Rio - Com a chegada do Outubro Rosa, campanha de conscientização para alertar mulheres sobre o câncer de mama, a especialista em Gestão de Saúde, a pesquisadora Chrystina Barros, conversou com a coluna sobre os prejuízos na pandemia em relação à diminuição de exames preventivos e tratamento de doenças. “Fazer um diagnóstico de câncer de mama precocemente, no mínimo pode significar manter, preservar uma mama. Sem falar no risco que a identificação tardia traz de metástases, ou seja, do câncer se disseminar. Isso pode ser a diferença entre a vida e a morte. Ano passado, 60% das mulheres deixaram de fazer seus exames de rotina. Isso vai nos trazer diagnósticos mais tardios e, com certeza, dificuldades e possíveis complicações”, alertou.
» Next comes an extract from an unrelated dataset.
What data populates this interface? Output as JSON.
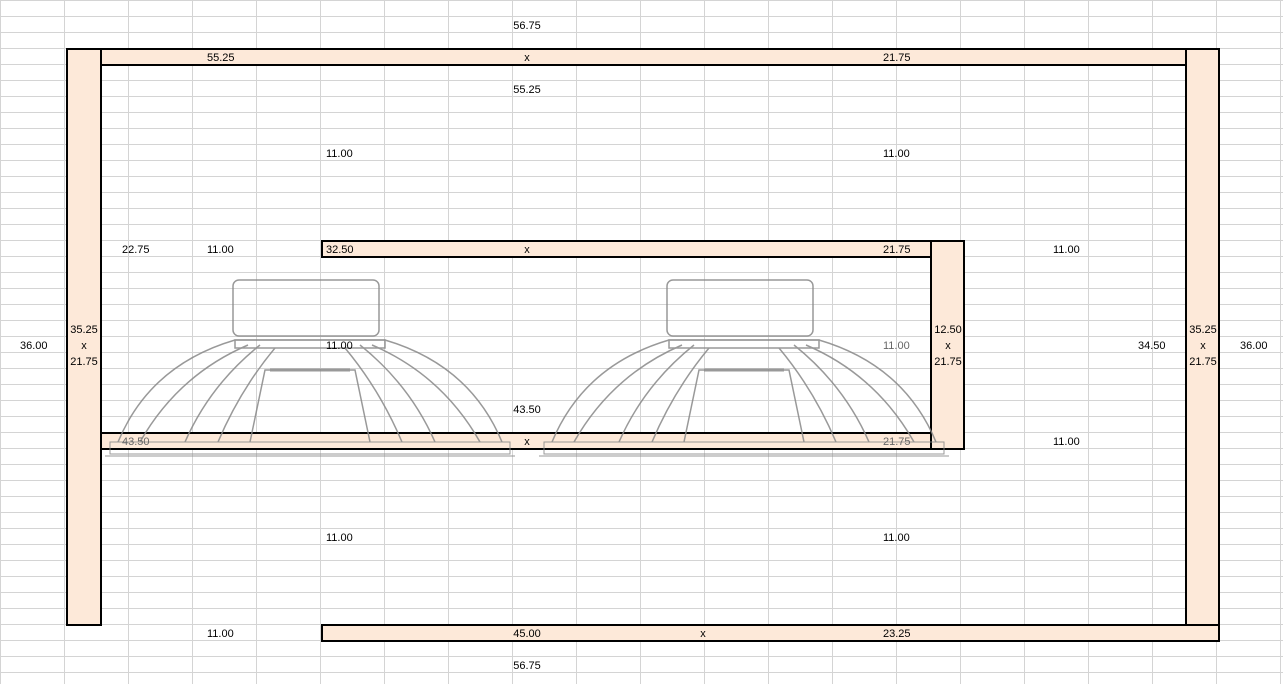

A pesquisadora também falou sobre a politização e polarização na área da saúde. “Perdemos todos, adoecem os que são de direita, de esquerda e os que não são nem de um lado e nem de outro, porque o problema é muito maior – o que nós vemos é a negação e o desrespeito à vida”, disse.
O que as mulheres devem fazer para prevenir o câncer de mama?
Primeiro de tudo e não só para a prevenção do câncer, para tudo em saúde, é preciso educação. Precisamos de educação para conhecer, entender e nos conscientizarmos de que bons hábitos de vida, uma boa alimentação e atividade física regular, ajudam em tudo. São os comportamentos protetores que valem para a promoção da saúde e também para a prevenção do câncer, dentre outros, o de mama, que é o mais comum entre as mulheres. Mais de 24% dos casos de câncer em mulheres são de mama e, infelizmente, apesar de todo o avanço e índices de cura, é o que ainda mais mata em boa parte do mundo e aqui, no nosso país. Além disso, é claro, precisamos falar – e muito – no diagnóstico precoce. Porque ele pode fazer toda a diferença. Eu descobri meu câncer de mama pelo autoexame e precocemente, logo que ele se tornou palpável, um “caroço” pequeno, mas que eu senti porque antes eu não o encontrava quando examinava a minha mama. Eu me examinava e me examino sempre. Estou tratada, fiz cirurgia, radioterapia e hormonioterapia programada a princípio por 5 anos, acompanhando para eventualmente identificar e cuidar de alguma recidiva. Mas o cuidado não para nunca e posso dizer que, por hoje, estou curada, até com mais qualidade de vida do que tinha antes do diagnóstico, por conta da consciência do cuidado com meu corpo e a valorização da própria vida também. Claro que o autoexame é uma arma poderosa, mas não dá conta de fazer todos os diagnósticos sozinho. Então, realizar os exames de rotina conforme as melhores orientações e consenso técnico, também é fundamental. Não deixe de fazer a mamografia anual principalmente a partir dos 40 anos e a ultrassonografia da mama. Mas o autoexame e o cuidado têm que existir sempre, desde a adolescência até a menopausa. E homens também têm câncer de mama. Precisamos falar de saúde e vida, sem medo e sem preconceitos.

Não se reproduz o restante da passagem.